El plan establece que los nuevos contratos de importación de gas ruso quedarán prohibidos a partir de enero de 2026, mientras que los acuerdos de corto plazo existentes vencerán en junio del mismo año. Finalmente, los contratos a largo plazo deberán extinguirse en enero de 2028, completando así la desvinculación energética.
Actualmente, Rusia suministra alrededor del 12% del gas que importa la Unión Europea, una cifra muy inferior al 45% previo a la invasión de Ucrania en 2022. Pese a la fuerte reducción, países como Hungría, Bélgica y Francia todavía reciben volúmenes significativos del combustible ruso a través de gasoductos o en forma de gas natural licuado (GNL).

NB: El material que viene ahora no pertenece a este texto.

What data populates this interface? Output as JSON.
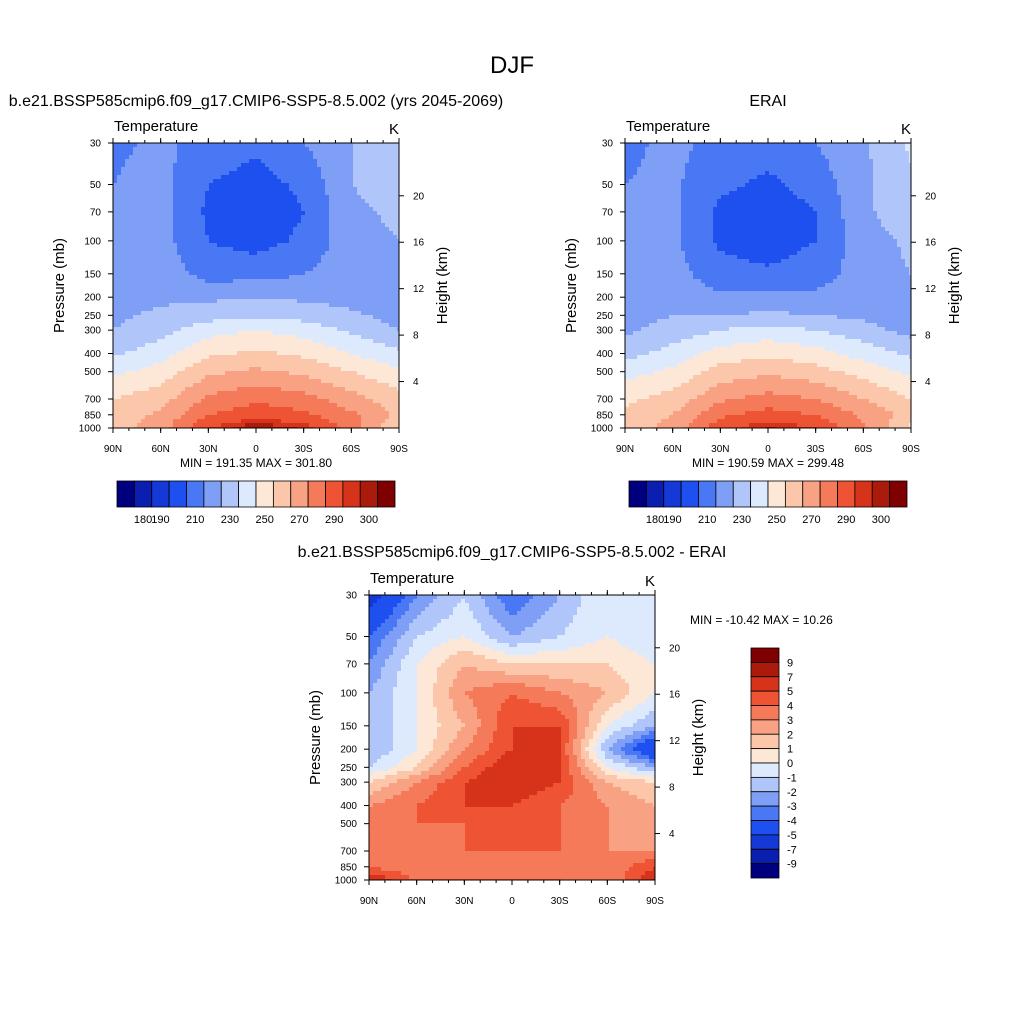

El texto aprobado contempla excepciones para los países sin litoral, como Hungría y Eslovaquia, que han dependido durante décadas del suministro ruso. Sin embargo, estas naciones deberán presentar planes concretos de transición para reducir progresivamente su dependencia antes de la fecha límite establecida.
La Comisión Europea justificó la medida como una forma de privar al Kremlin de ingresos que se destinan al financiamiento de la guerra. Además, recordó que la transición energética del bloque debe basarse en energías limpias, infraestructuras de hidrógeno y acuerdos de gas alternativos con Noruega, Argelia y Estados Unidos.
El acuerdo aún debe ser negociado con el Parlamento Europeo, que mantiene un debate abierto sobre acelerar la fecha de corte y extender las sanciones al gas natural licuado ruso. De aprobarse en los próximos meses, la UE marcaría un punto de inflexión en su política energética y en su respuesta económica a Moscú.